The following is the institute’s list of the top 12 issues:
- The healthcare industry tackles the opioid crisis
- Social determinants come to the forefront
- Price transparency moves to the state house
- Natural disasters create devastation that lasts long after the event passes
- Medicare Advantage swells in 2018
- Health reform isn’t over, it’s just more complicated
- Securing the internet of things
- Patient experience as a priority and not just a patient portal
- Meet your new coworker, artificial intelligence
- Healthcare’s endangered middlemen
- Real-world evidence a growing challenge for pharma
- Tax reform moves forward
Most notable for the medical device industry are the new cybersecurity threats that will require device companies and hospitals to work together on keeping the door closed to cybercriminals.
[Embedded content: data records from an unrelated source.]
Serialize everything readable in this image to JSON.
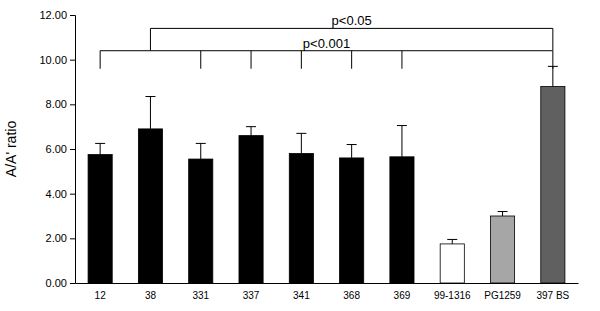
{
  "chart_data": {
    "type": "bar",
    "categories": [
      "12",
      "38",
      "331",
      "337",
      "341",
      "368",
      "369",
      "99-1316",
      "PG1259",
      "397 BS"
    ],
    "values": [
      5.75,
      6.9,
      5.55,
      6.6,
      5.8,
      5.6,
      5.65,
      1.75,
      3.0,
      8.8
    ],
    "errors": [
      0.5,
      1.45,
      0.7,
      0.4,
      0.9,
      0.6,
      1.4,
      0.2,
      0.2,
      0.9
    ],
    "colors": [
      "#000000",
      "#000000",
      "#000000",
      "#000000",
      "#000000",
      "#000000",
      "#000000",
      "#ffffff",
      "#a6a6a6",
      "#606060"
    ],
    "y_label": "A/A' ratio",
    "ylim": [
      0,
      12
    ],
    "yticks": [
      {
        "value": 0,
        "label": "0.00"
      },
      {
        "value": 2,
        "label": "2.00"
      },
      {
        "value": 4,
        "label": "4.00"
      },
      {
        "value": 6,
        "label": "6.00"
      },
      {
        "value": 8,
        "label": "8.00"
      },
      {
        "value": 10,
        "label": "10.00"
      },
      {
        "value": 12,
        "label": "12.00"
      }
    ],
    "annotations": [
      {
        "text": "p<0.05",
        "categories": [
          "38",
          "397 BS"
        ],
        "y": 11.4
      },
      {
        "text": "p<0.001",
        "categories": [
          "12",
          "331",
          "337",
          "341",
          "368",
          "369",
          "397 BS"
        ],
        "y": 10.4
      }
    ]
  }
}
According to PwC’s HRI, there has been a 525% increase in medical device cybersecurity vulnerabilities reported by the government.
“Eleven manufacturers of medical devices issued warnings about the potential for the Wannacry event to affect their devices, and several were confirmed to have been affected.” – PwC Health Research Institute
A bit troubling is the fact that hospitals have thousands of devices in operation. In the face of a cyberattack, many hospitals are not prepared to quickly address the issue. There are a couple problems here, said Chantal Worzala, who is quoted in the report: “Many device companies do not provide information about potential vulnerabilities or updates and patches to fix vulnerabilities.” In addition, FDA is too slow in alerting the public about these problems. Worzala is the vice president of health information and policy operations at the American Hospital Association.
What medical devices are most vulnerable to hackers?What Do These Risks Mean for Industry?
PwC’s HRI offers three recommendations that industry should heed in addressing cybersecurity risks.
- Hospitals and device companies should invest in proactive steps, including conducting tests for cybersecurity breaches and remediation measures. This includes business continuity planning that is available should a network go down.
- Know your risks from both a financial and a reputation perspective. If a breach occurs, not only do devices and hospital systems take a monetary hit due to shut downs, but the confidence of patients (consumers) is also affected. The report cites that 26% of consumers affected by a hack that resulted in stolen medical information changed physicians, hospitals, insurance companies or other medical groups. 38% said they would be reluctant to go to a hospital affected by a device hack.
- Hospitals should limit personnel access to medical devices and also limit the actions that those devices can perform. In addition, “companies can also use language in vendor contracts to establish what device manufacturer are responsible for, including security updates and security support,” the report recommends, citing The Mayo Clinic’s policy that requires vendors to follow certain security standards before it will purchase its medical devices.